Risk factors for IIH are obesity (gynecoid form/lower body) or weight gain without obesity, female sex before menopause, polycystic ovary syndrome, drugs (estrogens, levonorgestrel, tamoxifen, tetracyclines, etc.), sleep apnea and thrombophilia. This risk constellation suggests a pathophysiology which works via hormonal changes in obesity and polycystic ovary syndrome, as well as potential venous microthromboses in thrombophilic patients. Significant thrombophilic risk factors which also increase the risk of IIH include lupusanticoagulant, increased factor VIII activity, PAI-1, increased lipoprotein(a), deficiencies of proteins C or S, antithrombin deficiency, and the MTHFR mutation.
In management of IIH, a stepwise procedure is recommended. In the acute setting, the focus should lie on a quick decrease of intracranial pressure or a reduction of papilledema via lumbar puncture in order to prevent vision loss. Optic nerve sheath fenestration leads to a permanent stabilization in almost 90% of surgically treated optic nerves; this procedure is recommended in patients with papilledema and strong visual reduction and with no or weak headaches. Internal cerebrospinal fluid diversion via shunts can be used when trying to achieve a more permanent normalization of intracranial pressure; lumboperitoneal shunts should be preferred, possibly with position-dependent gravitational valves in order to prevent overdrainage. This procedure is recommended in patients with papilledema, visual reduction and headaches. If fibrous (postthrombotic) changes or arachnoid granulations hinder venous drainage and a pressure gradient is measurable near the stenosis, endovascular stent angioplasty may represent an advisable alternative to cerebrospinal fluid diversion; however, this procedure may be subject to severe, if rare, complications. Success rates differ. In most studies, patients were administered dual antiplatelet therapy with ASS 325 mg and clopidogrel 75 mg over 3-6 months. Afterwards, patients were switched to ASS monotherapy (we recommend ASS 100 mg/die). In the periinterventional setting, unfractionated heparin (ca. 70 E/kg body weight) was used in addition. Due to venous flow conditions, we recommend continuing anticoagulation with low-molecular-weight heparin (e.g., LMWH 1x100 E/kg body weight/die) over 2-3 months until endothelization of the stents is complete. As of now, there are no randomized studies investigating this issue. Both the dual antiplatelet therapy and heparin increase the risk of bleeding.

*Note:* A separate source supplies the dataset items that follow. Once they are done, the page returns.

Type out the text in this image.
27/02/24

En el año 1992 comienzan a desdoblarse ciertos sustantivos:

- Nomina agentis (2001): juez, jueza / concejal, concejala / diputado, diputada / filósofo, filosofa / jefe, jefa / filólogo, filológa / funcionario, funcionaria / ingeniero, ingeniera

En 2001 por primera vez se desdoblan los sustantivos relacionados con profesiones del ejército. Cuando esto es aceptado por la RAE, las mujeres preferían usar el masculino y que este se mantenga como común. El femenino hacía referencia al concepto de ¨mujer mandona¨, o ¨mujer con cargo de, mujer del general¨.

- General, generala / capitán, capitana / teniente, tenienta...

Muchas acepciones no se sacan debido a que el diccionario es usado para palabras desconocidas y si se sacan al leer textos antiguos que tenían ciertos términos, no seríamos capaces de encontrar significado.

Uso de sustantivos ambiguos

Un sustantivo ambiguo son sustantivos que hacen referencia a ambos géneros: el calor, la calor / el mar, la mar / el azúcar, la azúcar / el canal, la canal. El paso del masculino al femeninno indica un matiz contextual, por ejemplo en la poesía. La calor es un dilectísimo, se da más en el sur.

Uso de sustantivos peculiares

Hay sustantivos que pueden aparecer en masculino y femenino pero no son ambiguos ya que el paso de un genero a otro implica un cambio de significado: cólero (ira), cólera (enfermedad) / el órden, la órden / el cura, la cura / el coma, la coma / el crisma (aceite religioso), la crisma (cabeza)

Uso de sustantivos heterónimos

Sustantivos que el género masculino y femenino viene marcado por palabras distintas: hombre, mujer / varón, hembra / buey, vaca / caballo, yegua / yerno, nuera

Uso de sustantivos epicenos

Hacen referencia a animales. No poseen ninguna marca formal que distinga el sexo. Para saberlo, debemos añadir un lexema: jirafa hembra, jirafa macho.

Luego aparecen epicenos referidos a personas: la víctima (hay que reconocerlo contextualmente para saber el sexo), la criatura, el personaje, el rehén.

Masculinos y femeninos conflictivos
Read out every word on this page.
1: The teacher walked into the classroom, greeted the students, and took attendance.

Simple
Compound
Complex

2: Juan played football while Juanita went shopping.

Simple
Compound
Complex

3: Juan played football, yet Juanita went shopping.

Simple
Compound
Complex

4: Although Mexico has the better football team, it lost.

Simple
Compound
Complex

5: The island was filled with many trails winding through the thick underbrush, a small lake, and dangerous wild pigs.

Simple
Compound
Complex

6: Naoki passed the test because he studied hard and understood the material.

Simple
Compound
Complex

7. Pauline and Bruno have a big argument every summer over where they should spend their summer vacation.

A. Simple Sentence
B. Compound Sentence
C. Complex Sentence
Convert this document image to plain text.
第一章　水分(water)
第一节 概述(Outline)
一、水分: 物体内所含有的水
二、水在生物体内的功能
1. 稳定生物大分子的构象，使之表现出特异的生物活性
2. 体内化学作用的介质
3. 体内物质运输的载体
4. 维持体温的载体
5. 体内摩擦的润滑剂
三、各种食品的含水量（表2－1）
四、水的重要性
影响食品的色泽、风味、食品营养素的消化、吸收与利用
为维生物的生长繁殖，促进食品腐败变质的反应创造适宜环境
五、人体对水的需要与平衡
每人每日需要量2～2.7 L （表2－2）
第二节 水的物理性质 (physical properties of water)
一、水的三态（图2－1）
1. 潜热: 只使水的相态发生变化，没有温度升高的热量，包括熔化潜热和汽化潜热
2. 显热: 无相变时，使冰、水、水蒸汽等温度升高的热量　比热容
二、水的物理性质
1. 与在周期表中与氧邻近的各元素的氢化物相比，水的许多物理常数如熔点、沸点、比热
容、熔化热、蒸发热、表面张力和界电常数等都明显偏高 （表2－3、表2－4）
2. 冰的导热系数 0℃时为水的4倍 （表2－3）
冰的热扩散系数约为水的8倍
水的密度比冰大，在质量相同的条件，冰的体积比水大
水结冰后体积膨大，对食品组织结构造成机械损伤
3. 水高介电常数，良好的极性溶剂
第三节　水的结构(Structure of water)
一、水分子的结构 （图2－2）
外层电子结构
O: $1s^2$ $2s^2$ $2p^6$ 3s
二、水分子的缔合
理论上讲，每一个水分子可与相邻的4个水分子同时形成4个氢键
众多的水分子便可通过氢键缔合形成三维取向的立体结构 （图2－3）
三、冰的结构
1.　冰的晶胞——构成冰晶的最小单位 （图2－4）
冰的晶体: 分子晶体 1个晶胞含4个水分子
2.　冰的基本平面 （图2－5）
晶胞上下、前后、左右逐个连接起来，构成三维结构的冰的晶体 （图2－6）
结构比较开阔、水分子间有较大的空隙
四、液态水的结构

Taking into account shared risk factors of idiopathic intracerebral hypertension (IIH) and cerebral sinus venous thrombosis, it may be suspected that both disorders also share pathophysiological mechanisms; this may include the presence of small, undiscovered cerebral thromboses or microthromboses in IIH. This could explain the constellation of thrombophilic risk factors typical of IIH analogous to that of cerebral sinus venous thrombosis, including the well-established interaction between estrogens and thrombophilic risk factors.